90 Minute Cinnamon Rolls - Recipe


The boys are on a cinnamon bun roll lately and I wanted to make something for them to have for breakfast that was special.

This recipe I copied from some magazine a few years ago but never tried it out.

I opted to make them the night before to save a bit of time; you never know how crazy that first morning of school can be.

They were really easy to make and I have to say really, really yummy!

They are not heavy nor are they overly sweet as some cinnamon buns tend to be.

The boys did not eat them this morning.

Nate said, “They taste that much sweeter when you get home after a rough day at school and I can enjoy them a lot more.”

Spence said, “Don’t want to eat too much the first day back and all.”
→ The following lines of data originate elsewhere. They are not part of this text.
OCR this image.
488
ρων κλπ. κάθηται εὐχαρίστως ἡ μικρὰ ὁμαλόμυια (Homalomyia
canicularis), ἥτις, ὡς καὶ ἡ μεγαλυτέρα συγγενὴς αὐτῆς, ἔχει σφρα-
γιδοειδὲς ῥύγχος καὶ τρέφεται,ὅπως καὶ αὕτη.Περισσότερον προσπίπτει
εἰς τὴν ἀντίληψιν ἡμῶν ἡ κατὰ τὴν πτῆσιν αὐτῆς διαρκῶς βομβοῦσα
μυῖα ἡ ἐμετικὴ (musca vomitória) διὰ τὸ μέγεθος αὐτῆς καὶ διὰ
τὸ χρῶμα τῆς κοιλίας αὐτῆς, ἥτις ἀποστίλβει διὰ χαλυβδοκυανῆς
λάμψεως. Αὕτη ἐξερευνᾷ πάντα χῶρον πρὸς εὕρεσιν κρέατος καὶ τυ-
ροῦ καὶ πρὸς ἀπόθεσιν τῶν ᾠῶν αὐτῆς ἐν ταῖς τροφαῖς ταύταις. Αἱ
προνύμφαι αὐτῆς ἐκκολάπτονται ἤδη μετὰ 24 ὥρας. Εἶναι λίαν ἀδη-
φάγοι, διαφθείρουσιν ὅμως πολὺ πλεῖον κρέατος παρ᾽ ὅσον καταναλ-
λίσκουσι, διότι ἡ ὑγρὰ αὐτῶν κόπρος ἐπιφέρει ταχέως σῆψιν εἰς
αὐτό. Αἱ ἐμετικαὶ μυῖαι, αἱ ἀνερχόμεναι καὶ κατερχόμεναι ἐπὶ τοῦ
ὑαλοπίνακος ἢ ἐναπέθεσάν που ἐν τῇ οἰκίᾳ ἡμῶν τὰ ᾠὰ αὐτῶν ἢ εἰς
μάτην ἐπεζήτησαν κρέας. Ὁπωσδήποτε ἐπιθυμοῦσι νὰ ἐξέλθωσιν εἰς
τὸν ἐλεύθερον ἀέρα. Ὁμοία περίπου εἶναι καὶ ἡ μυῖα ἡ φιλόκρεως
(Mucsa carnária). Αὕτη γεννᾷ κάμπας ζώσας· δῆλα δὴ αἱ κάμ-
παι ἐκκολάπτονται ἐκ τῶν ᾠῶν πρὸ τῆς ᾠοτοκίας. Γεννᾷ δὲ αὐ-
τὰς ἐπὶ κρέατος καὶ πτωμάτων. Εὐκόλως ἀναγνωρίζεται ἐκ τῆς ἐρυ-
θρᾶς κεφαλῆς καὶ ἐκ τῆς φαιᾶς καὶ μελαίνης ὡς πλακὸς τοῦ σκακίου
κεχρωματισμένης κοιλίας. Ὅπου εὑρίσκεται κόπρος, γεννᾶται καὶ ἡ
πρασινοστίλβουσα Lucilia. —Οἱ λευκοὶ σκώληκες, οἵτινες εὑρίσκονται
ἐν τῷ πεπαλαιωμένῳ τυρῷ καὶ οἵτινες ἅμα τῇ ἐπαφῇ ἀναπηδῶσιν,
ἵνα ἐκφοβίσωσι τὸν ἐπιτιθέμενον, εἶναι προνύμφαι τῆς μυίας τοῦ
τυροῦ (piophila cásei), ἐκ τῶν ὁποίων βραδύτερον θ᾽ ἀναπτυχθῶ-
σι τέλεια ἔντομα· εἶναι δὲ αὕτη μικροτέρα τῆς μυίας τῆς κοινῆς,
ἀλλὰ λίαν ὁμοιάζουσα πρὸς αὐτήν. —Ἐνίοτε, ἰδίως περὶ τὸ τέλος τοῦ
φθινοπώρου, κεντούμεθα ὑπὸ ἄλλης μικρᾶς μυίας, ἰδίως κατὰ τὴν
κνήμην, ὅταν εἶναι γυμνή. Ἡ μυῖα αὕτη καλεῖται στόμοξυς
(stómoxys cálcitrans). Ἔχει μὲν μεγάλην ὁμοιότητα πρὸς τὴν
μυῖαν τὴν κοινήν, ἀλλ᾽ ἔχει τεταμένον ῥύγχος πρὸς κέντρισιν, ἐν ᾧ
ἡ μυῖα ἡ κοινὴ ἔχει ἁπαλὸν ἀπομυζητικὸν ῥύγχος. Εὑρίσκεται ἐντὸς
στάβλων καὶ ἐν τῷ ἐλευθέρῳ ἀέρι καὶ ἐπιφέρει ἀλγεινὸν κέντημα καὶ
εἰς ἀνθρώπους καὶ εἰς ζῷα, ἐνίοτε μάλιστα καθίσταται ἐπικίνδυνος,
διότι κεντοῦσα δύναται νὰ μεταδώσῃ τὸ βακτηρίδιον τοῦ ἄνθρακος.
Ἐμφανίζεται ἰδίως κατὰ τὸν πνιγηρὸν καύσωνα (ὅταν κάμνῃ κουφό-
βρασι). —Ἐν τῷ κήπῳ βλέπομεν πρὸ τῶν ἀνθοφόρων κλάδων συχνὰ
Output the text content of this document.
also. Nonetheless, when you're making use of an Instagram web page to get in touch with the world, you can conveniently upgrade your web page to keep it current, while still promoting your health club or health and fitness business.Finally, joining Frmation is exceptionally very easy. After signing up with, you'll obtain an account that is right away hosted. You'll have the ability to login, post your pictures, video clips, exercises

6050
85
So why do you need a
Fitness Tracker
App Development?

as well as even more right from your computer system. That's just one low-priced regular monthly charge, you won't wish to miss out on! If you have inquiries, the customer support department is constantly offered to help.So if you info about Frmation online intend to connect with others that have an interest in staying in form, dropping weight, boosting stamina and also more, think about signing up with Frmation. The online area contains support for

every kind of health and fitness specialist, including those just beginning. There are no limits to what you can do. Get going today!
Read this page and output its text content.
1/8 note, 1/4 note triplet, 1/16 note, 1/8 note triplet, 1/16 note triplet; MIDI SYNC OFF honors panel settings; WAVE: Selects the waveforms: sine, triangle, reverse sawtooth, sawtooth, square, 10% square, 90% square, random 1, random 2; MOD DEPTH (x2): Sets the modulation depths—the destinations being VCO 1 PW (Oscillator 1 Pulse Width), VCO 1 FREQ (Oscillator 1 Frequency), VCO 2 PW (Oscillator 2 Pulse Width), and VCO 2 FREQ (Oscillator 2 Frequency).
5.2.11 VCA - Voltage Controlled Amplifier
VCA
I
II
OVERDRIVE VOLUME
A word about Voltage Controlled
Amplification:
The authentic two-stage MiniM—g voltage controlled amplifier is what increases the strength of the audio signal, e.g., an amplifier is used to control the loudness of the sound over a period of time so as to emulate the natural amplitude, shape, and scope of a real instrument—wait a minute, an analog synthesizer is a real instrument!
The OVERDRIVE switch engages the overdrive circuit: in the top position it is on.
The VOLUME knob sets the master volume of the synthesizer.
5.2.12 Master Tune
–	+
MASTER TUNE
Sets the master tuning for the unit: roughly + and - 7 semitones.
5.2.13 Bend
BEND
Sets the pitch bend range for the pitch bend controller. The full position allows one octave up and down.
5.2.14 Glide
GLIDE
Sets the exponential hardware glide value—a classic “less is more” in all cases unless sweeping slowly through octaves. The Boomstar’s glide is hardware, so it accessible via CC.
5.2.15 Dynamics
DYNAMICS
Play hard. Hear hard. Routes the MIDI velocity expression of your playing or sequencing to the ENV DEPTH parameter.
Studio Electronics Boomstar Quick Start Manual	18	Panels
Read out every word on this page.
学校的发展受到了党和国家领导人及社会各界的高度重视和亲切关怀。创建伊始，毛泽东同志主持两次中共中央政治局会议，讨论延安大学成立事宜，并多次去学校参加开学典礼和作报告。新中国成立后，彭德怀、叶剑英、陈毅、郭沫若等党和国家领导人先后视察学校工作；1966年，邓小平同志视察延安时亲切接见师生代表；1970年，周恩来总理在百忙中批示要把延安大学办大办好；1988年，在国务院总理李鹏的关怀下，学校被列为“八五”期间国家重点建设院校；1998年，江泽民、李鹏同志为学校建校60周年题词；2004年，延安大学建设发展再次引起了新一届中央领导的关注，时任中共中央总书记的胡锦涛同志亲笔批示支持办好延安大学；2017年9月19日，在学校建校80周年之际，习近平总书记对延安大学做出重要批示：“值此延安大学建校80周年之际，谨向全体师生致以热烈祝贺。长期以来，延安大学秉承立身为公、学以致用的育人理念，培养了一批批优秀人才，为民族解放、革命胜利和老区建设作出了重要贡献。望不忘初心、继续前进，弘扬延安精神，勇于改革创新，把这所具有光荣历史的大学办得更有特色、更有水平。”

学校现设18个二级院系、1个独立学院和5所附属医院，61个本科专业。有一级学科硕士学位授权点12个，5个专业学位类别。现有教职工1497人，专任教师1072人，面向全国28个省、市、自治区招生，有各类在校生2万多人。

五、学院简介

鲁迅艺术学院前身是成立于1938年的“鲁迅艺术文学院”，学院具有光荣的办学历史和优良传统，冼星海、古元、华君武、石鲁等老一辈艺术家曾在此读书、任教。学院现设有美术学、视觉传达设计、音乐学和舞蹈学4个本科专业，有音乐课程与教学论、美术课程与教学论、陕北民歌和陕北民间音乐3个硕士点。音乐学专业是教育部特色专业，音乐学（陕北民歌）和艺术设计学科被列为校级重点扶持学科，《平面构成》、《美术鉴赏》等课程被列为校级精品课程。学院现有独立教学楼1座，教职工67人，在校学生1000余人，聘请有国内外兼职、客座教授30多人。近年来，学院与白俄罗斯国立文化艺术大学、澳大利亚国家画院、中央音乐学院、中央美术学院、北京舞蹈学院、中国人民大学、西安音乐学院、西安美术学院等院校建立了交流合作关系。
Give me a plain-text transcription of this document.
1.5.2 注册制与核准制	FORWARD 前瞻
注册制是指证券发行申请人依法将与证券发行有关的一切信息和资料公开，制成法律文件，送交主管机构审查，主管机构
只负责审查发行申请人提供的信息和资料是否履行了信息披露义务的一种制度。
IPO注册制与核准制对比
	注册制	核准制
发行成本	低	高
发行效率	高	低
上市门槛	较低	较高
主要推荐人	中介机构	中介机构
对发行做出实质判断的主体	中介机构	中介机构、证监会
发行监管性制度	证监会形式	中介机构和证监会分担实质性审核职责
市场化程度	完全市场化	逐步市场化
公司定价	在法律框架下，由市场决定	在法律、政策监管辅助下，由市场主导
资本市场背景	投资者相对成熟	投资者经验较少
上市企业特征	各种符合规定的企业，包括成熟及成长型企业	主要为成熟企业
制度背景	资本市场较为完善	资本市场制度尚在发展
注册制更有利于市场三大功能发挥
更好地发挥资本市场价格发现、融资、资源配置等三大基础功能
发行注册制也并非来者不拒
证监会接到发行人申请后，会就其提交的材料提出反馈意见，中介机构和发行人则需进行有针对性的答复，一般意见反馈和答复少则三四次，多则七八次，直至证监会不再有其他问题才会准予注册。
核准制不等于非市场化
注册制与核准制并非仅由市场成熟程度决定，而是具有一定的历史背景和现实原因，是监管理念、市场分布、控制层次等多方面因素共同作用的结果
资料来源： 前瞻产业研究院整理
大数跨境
Guess I will get their opinions once they try them.

They really do not need any sugar drizzled over top they create their own syrup.

mmm… so good!


* Exported from MasterCook *

90 Minute Cinnamon Rolls


Serving Size : 12 Preparation Time :0:00
Categories : Breakfast

Amount Measure Ingredient -- Preparation Method
-------- ------------ --------------------------------
3 1/4 cups flour -- divided
1 envelope yeast -- **Quick Rise
1/4 cup sugar
1/2 teaspoon salt
3/4 cup milk
1/4 cup water
1 cup butter
1 egg
1 tablespoon cinnamon
1 cup brown sugar, packed
1/2 cup butter -- softened

  1. Set aside 1 cup all purpose flour from total amount.
  2. Mix remaining flour, yeast, sugar, salt together in a large mixing bowl.
  3. Heat milk, water and 1/4 cup butter until hot to the tocuh.
  4. Stir hot liquid into dry ingredients.
  5. Mix in egg.
  6. Mix in enough reserve flour to make a soft dough, so that it will not stick to the sides of bowl.
  7. Turn out onto floured surface and knead for 5 minutes.
  8. Roll dough into a 12 x 9 inch rectangel.
  9. Spread with the cinnamon mixure. ( Mix together cinnamon, brown sugar, and butter)
  10. Roll up from long side, jelly roll style, pinch to seal the seem.
  11. Cut into 12 equal slices.
  12. Place cut side up in large greased muffin tines.
  13. Place on baking sheet over a shallow pan filled 1/2 with boiling water.
  14. Let rise 20 minutes.
  15. Remove water and bake @ 375 for 20-25 minutes.

Yield:
"12 "
- - - - - - - - - - - - - - - - - - -

Per Serving (excluding unknown items): 430 Calories; 24g Fat (50.2% calories from fat); 5g Protein; 49g Carbohydrate; 1g Dietary Fiber; 82mg Cholesterol; 345mg Sodium. Exchanges: 1 1/2 Grain(Starch); 0 Lean Meat; 0 Non-Fat Milk; 4 1/2 Fat; 1 1/2 Other Carbohydrates.

Serving Ideas :

  • Great with a glass of milk.
  • Perhaps a scoop of ice cream?!

NOTES :

  • Can add in 1/2 cup of raisins if you would like.
  • I used butter not margarine as the original recipe stated.
  • I did not place my rolls seam side up, I just popped them in the pan. They still came out great!
  • I also rolled my dough out a bit more I more like 16 x 12 (?) I was able to make 18 rolls!